Voici un roman pourvu de toutes les qualités qu'on souhaite retrouver au sein d'une oeuvre de SFFF voire d'une oeuvre littéraire tout court. Aussi bien sur la forme que sur le fond. Il est truffé d'hommages appuyés à un nombre impressionnant d'oeuvres du XIXème siècle. Et en tout premier lieu à
Trois hommes dans un bateau de
Jerome K. Jerome dont la seconde partie du titre n'est autre que
Sans parler du chien (Le titre complet étant, pour ceux qui ne suivent pas :
Trois hommes dans un bateau,
sans parler du chien).
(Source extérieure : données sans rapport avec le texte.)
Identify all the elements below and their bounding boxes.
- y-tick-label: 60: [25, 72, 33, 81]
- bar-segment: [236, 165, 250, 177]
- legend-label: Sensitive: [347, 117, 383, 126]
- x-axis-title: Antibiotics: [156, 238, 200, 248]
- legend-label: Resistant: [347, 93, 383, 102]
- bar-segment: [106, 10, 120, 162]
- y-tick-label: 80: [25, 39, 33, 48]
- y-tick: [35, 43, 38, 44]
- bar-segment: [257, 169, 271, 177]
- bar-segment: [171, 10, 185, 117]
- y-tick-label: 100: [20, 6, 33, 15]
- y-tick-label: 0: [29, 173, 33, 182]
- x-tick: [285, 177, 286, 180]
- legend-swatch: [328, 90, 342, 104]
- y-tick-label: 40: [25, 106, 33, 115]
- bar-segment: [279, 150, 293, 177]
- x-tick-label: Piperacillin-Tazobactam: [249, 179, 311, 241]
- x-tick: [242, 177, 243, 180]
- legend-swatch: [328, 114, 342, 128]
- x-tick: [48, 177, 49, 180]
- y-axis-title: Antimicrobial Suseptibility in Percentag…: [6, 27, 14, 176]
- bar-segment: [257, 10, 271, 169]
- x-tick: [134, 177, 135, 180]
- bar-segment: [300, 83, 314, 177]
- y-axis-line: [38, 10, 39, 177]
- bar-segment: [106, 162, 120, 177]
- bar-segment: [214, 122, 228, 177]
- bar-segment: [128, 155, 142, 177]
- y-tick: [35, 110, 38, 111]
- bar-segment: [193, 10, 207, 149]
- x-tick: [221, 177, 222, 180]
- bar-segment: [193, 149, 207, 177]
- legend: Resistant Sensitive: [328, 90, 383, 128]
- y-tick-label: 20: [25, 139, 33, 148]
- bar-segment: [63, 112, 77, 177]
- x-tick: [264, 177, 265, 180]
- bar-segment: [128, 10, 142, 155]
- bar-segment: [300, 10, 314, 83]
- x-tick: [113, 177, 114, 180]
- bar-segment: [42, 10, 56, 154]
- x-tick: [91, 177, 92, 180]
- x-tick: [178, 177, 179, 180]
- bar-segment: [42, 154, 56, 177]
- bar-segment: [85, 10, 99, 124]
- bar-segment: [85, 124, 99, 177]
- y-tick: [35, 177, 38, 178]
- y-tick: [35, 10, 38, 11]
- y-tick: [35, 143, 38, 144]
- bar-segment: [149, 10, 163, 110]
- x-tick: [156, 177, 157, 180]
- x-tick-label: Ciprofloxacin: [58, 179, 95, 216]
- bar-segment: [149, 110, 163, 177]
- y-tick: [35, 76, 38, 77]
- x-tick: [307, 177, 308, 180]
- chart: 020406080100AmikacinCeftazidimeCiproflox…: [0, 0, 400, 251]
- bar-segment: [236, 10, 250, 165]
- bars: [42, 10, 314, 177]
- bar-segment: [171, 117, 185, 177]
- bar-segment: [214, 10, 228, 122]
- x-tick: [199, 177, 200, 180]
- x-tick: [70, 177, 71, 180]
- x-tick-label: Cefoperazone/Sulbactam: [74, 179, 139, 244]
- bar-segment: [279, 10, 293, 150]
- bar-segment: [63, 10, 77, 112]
La balade en barque rappelle bien sûr celle qui forme l'ossature du livre de Jerome. On rencontrera même, au détour d'un méandre de la Tamise, les fameux trois hommes et leur chien, Montmorency. Jusqu'aux chapitres du récit de
Connie Willis qui reprennent ces petits résumés énigmatiques et savoureux en guise d'en-têtes qu'avait utilisé l'auteur britannique. Autre point commun avec le roman "initiateur" : l'humour. de l'humour léger, malicieux, pétillant, érudit, ironique. L'auteure donne aussi dans l'auto-dérision. Elle n'hésite jamais à tomber (pour rire) dans les travers qu'elle vient juste de dénoncer chez d'autres écrivains.
Autre qualité du livre et non des moindres : ses dialogues. Ils sont très nombreux sans être envahissants. Et surtout, ils sont bien ciselés, vivants et ils sonnent authentiques. Certaines répliques semblent tout droit sorties de dialogue de cinéma tant le découpage est juste, précis.
Le roman est également très érudit, comme j'ai déjà pu le signaler, mais sans pour autant faire paraître le lecteur stupide comme le font parfois certains auteurs. Même si certaines références nous échappent, ces lacunes ne gâchent en rien le plaisir de la lecture. Au pire, elles nous invitent à lire les auteurs cités.
Les personnages sont, c'est selon, extrêmement attachants ou prodigieusement antipathiques, mais les plus imbuvables sont la cause de situations tellement drôles qu'on leur pardonne aisément. Il y a les historiens (les voyageurs du temps) toujours comme un peu perdus au sein d'époques qui ne sont pas les leurs, sortes d'apprentis sorciers qui jouent avec des forces qui les dépassent. Et puis tous les autres. L'étudiant exalté, la jeune fille de bonne famille écervelée et futile (Henri VIII s'appelait ainsi parce qu'il avait 8 femmes), le professeur distrait, la mère autoritaire mais crédule, le père passionné et donc absent, le majordome irréprochable ... J'en passe.
Sans parler du chien. Et du chat.
Quant à l'histoire, elle est de celle qui devrait réjouir, à mon sens, les amateurs de Science-Fiction comme les autres. Les voyages dans le temps ne sont ici qu'un prétexte pour nous entrainer dans un voyage délicieux dans l'Angleterre Victorienne. J'avoue même que les passages se situant au XXIème siècle n'ont pas eu ma préférence, même s'ils restent tout à fait agréables à lire. Les explications des incongruités inhérentes aux voyages dans le temps ne sont pas toujours très claires et sont souvent incompréhensibles pour le lecteur. Reste qu'il y a par ailleurs des démonstrations extrêmement brillantes et pour le coup, tout à fait claires, notamment sur les répercussions qu'auraient pu avoir quelques détails mineurs sur l'issue de la bataille de Waterloo.
Bon, en un mot comme en cent,
Sans parler du chien est un véritable coup de coeur. Alors, si vous êtes tentés par de la SF drôle, intelligente, érudite, n'hésitez pas une seconde.